The man who led a federal program offering visas in exchange for foreign investment dollars in South Dakota faces criminal charges in Aberdeen. That city was home to a failed beef plant that used EB-5 money. Some Aberdeen residents say the charges were expected.
Aberdeen Mayor Mike Levson says it wasn’t a surprise that charges were brought against Joop Bollen. He says concern over the EB-5 scandal has faded for people in his community.
“Because this isn’t an Aberdeen story,” Levson says. “This is a Washington DC story and a Pierre story. This is a federal program administered by state officials. And it has really no more connection to Aberdeen than it does to any other city in the state.”
The failed Northern Beef Packers plant had used EB-5 money, but Levson says the failure was not because of the EB-5 scandal. The plant is up and running now, under new management and a new name.
NSU political science professor Jon Schaff says the imperative behind looking into the EB-5 problem had subsided once the New Angus plant began operating.

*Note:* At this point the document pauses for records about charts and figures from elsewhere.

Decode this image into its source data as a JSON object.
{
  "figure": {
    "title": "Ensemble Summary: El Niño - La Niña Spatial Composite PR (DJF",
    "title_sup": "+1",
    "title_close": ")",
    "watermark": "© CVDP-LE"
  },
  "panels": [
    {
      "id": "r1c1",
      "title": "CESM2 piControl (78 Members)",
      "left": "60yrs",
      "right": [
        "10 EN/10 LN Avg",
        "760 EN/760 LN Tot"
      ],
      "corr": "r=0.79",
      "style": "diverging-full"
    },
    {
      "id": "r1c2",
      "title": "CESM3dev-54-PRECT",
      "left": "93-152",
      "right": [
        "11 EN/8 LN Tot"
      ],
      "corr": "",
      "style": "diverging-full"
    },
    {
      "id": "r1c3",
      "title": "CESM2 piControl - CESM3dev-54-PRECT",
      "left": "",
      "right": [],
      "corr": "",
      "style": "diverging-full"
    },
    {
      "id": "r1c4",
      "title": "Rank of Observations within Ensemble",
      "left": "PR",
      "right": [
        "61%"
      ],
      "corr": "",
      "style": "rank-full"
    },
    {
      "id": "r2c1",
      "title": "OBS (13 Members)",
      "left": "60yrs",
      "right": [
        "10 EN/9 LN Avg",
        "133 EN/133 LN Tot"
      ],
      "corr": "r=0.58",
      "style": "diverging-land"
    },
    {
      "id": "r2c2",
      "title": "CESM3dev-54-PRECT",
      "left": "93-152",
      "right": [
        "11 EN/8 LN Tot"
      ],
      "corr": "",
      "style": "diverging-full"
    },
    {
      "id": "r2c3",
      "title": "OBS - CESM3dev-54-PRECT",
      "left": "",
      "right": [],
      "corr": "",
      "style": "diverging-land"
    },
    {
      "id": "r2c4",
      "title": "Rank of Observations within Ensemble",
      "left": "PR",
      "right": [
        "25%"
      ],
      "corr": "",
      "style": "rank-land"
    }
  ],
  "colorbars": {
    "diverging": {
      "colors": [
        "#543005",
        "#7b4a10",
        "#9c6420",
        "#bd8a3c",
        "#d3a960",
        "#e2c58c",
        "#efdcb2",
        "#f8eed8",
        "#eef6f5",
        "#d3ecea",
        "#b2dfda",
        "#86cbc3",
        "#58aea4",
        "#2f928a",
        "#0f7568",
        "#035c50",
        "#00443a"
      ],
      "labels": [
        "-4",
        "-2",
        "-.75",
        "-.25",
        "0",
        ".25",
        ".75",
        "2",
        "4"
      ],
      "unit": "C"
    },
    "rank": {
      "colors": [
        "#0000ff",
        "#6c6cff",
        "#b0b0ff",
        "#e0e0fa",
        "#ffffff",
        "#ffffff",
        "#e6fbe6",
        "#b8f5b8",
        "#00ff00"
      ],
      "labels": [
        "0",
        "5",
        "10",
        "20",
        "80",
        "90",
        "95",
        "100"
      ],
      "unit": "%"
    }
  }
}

“Certainly, if people are committing illegal acts, we want them prosecuted,” Schaff says. “But, hopefully, it can at least do something to bring some closure to this, maybe create the correct actions on the part of our state to make sure it doesn’t happen again. And then we can move on from there. And hopefully the things that surround this particular scandal, namely the beef plant here in Aberdeen can kind of move beyond the scandal. We can just get to having a successful beef plant for the city of Aberdeen and the area.”
Schaff says with the new plant moving in the right direction, what was once a potential disaster could have a happy ending.